Is it whither Britain?
It was a Scotsman (James VI of Scotland who was James I of England) who coined the term Great Britain, but it was Athelstan, in the 10th century, who was the first to be called King of all Britain.
"Great Britain is the island made up of England, Scotland, and Wales and the smaller offshore islands, including Lindisfarne, the Isle of Wight, the Scilly Isles, Anglesey, the Hebrides, the Orkney Islands, and the Shetland Islands. Strictly speaking Britain does not include the Isle of Man, the Channel Islands, or any part of Ireland. " (For our attempt to make sense of all this, see WHAT'S IN A NAME?)
The people of Britain are English, Welsh, and Scottish; they are also Brits. I think about these two identities as comparable to having a Christian (first) name and a surname. Over time they have shared anger and affection, despair and delight, hope and triumph. Or so it seems to one who loves them.
A break-up has been bruited. Disagreements have, naturally, occurred. I hope that Brits will surprise those who think divorce is in the cards.

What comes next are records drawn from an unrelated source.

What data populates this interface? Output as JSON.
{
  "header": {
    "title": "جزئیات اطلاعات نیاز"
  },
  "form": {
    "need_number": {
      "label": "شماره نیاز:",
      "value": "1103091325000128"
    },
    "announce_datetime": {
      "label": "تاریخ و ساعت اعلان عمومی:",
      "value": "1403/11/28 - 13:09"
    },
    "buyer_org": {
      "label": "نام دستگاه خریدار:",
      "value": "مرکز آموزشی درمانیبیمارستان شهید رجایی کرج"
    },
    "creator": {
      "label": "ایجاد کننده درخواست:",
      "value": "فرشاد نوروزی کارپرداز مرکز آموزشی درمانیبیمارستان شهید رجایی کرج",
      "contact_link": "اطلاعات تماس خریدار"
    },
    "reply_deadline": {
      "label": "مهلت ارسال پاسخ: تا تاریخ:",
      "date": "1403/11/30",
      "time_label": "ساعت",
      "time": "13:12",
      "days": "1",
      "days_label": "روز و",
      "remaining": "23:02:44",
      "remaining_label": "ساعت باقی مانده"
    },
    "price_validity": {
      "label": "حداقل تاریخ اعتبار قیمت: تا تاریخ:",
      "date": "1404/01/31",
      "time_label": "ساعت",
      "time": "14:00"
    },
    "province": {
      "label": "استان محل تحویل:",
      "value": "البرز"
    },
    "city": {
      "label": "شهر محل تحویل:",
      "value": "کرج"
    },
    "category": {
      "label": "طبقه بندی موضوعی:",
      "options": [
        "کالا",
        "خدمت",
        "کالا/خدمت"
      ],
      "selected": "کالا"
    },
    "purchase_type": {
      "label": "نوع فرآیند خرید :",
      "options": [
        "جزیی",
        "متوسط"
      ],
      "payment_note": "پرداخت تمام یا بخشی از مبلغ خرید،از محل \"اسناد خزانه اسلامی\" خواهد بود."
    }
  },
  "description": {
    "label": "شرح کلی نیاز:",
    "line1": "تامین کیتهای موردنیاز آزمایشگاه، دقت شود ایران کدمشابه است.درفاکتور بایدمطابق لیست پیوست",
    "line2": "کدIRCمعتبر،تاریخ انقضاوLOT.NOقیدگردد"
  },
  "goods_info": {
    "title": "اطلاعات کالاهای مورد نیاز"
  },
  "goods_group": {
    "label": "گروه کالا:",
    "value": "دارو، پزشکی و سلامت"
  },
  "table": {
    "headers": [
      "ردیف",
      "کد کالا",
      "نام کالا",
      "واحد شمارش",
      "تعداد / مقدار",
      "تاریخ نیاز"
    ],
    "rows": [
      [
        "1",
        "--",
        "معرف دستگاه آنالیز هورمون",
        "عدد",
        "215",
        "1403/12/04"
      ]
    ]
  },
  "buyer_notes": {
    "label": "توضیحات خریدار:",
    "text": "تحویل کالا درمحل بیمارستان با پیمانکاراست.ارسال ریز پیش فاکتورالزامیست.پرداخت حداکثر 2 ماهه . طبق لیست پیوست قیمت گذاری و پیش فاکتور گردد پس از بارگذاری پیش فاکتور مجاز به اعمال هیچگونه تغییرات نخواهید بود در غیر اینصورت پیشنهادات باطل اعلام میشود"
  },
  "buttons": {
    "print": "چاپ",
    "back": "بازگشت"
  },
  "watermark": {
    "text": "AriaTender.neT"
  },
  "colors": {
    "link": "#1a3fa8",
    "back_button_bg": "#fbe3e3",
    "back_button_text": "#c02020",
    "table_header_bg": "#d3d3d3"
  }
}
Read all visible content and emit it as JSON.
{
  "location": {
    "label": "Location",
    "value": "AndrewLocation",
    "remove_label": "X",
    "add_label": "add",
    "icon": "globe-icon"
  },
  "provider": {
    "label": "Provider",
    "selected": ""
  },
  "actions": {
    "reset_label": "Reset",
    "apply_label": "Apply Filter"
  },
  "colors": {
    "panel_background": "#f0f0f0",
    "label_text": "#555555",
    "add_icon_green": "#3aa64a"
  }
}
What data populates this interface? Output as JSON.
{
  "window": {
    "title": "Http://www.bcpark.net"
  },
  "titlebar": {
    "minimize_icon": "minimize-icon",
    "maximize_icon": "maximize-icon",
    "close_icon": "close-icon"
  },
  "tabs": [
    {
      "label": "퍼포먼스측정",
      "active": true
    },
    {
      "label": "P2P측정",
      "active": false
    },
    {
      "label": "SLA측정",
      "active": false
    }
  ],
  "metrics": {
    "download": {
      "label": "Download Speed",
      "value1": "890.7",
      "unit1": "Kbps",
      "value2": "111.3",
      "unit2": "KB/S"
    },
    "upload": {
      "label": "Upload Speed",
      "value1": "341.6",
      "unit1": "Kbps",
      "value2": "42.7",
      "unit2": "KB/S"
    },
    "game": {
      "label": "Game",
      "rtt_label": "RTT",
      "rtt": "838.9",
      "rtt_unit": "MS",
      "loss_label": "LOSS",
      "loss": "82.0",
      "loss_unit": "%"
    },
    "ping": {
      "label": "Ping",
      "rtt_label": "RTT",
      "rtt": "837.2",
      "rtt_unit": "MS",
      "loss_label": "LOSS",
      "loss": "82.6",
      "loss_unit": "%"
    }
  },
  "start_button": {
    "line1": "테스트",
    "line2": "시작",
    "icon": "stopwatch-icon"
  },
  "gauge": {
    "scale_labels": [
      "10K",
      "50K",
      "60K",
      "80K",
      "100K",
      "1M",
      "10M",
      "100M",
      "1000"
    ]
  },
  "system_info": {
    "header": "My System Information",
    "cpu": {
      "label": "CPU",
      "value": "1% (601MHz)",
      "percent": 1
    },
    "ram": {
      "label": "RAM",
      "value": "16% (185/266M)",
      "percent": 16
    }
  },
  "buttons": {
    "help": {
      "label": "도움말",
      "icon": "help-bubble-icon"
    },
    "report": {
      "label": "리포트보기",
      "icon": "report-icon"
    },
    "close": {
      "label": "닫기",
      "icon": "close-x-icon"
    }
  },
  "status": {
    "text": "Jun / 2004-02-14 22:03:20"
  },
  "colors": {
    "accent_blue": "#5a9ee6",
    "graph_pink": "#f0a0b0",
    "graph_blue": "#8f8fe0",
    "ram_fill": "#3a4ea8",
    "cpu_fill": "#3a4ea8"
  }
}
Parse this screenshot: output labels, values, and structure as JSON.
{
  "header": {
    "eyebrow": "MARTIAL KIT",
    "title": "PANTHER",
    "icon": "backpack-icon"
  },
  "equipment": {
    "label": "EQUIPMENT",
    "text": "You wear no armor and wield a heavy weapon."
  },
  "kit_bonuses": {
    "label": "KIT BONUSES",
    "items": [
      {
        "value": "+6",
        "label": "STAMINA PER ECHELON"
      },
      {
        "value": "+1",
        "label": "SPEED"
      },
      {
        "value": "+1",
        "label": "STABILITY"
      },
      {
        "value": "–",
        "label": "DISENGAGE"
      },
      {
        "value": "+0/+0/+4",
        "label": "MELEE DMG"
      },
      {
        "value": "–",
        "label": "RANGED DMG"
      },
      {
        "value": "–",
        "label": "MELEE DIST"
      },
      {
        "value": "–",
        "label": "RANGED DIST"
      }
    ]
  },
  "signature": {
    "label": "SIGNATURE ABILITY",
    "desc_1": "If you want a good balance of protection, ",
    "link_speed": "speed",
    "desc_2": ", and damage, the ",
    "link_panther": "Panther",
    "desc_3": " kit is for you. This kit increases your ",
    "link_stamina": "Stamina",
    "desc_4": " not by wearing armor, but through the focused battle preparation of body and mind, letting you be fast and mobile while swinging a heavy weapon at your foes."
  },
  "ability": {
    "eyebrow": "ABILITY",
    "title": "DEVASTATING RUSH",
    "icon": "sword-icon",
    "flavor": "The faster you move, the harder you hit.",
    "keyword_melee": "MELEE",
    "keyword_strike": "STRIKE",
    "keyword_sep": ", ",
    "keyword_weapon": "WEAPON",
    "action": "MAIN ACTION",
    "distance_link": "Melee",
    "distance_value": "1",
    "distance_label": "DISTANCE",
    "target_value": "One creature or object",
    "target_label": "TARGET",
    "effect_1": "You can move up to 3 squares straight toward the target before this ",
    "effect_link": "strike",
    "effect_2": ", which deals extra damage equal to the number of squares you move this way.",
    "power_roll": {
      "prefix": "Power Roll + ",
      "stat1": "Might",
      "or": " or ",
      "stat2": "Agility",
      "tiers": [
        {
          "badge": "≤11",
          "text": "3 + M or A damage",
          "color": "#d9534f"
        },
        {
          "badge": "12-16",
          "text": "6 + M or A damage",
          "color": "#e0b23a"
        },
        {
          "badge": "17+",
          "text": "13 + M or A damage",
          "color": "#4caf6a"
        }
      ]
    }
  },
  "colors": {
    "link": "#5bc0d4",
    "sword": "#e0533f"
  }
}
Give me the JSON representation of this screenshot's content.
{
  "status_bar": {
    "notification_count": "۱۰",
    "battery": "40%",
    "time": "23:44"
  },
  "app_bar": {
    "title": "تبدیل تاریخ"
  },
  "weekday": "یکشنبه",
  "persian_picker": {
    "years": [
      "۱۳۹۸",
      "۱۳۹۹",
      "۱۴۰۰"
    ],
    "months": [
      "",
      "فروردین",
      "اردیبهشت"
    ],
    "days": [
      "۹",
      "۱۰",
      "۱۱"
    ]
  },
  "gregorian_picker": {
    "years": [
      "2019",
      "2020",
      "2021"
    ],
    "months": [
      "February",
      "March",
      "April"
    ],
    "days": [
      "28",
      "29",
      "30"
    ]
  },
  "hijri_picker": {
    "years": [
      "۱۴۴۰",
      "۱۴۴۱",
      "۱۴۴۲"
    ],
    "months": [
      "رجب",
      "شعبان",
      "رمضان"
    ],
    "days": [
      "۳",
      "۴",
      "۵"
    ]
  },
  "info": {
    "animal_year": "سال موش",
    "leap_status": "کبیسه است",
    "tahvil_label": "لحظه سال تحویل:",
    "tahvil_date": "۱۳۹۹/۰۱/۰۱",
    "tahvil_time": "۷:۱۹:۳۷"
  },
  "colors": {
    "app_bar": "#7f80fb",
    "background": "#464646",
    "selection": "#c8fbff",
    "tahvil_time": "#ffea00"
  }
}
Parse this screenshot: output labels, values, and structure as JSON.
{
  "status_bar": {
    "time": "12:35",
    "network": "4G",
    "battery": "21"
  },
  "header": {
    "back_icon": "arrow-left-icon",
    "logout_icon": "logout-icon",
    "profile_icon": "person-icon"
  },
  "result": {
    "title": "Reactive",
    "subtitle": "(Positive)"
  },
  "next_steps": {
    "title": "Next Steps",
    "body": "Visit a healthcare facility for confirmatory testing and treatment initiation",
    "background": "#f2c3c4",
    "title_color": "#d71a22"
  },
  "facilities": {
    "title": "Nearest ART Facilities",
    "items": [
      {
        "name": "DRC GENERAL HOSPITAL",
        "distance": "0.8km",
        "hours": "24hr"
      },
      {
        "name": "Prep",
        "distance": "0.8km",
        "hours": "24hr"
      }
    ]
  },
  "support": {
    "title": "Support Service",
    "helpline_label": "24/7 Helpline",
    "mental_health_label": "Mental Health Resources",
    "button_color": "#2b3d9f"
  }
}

In November of last year, the Scottish Executive announced plans for a year-long commemoration of the Union including an education project led by the Royal Commission on the Ancient and Historical Monuments of Scotland, an exhibition of Union-related objects and documents at the National Museums of Scotland and an exhibition of portraits of people associated with the Union at the National Galleries of Scotland.
I'll be looking for them when the scent of honey is in the heather.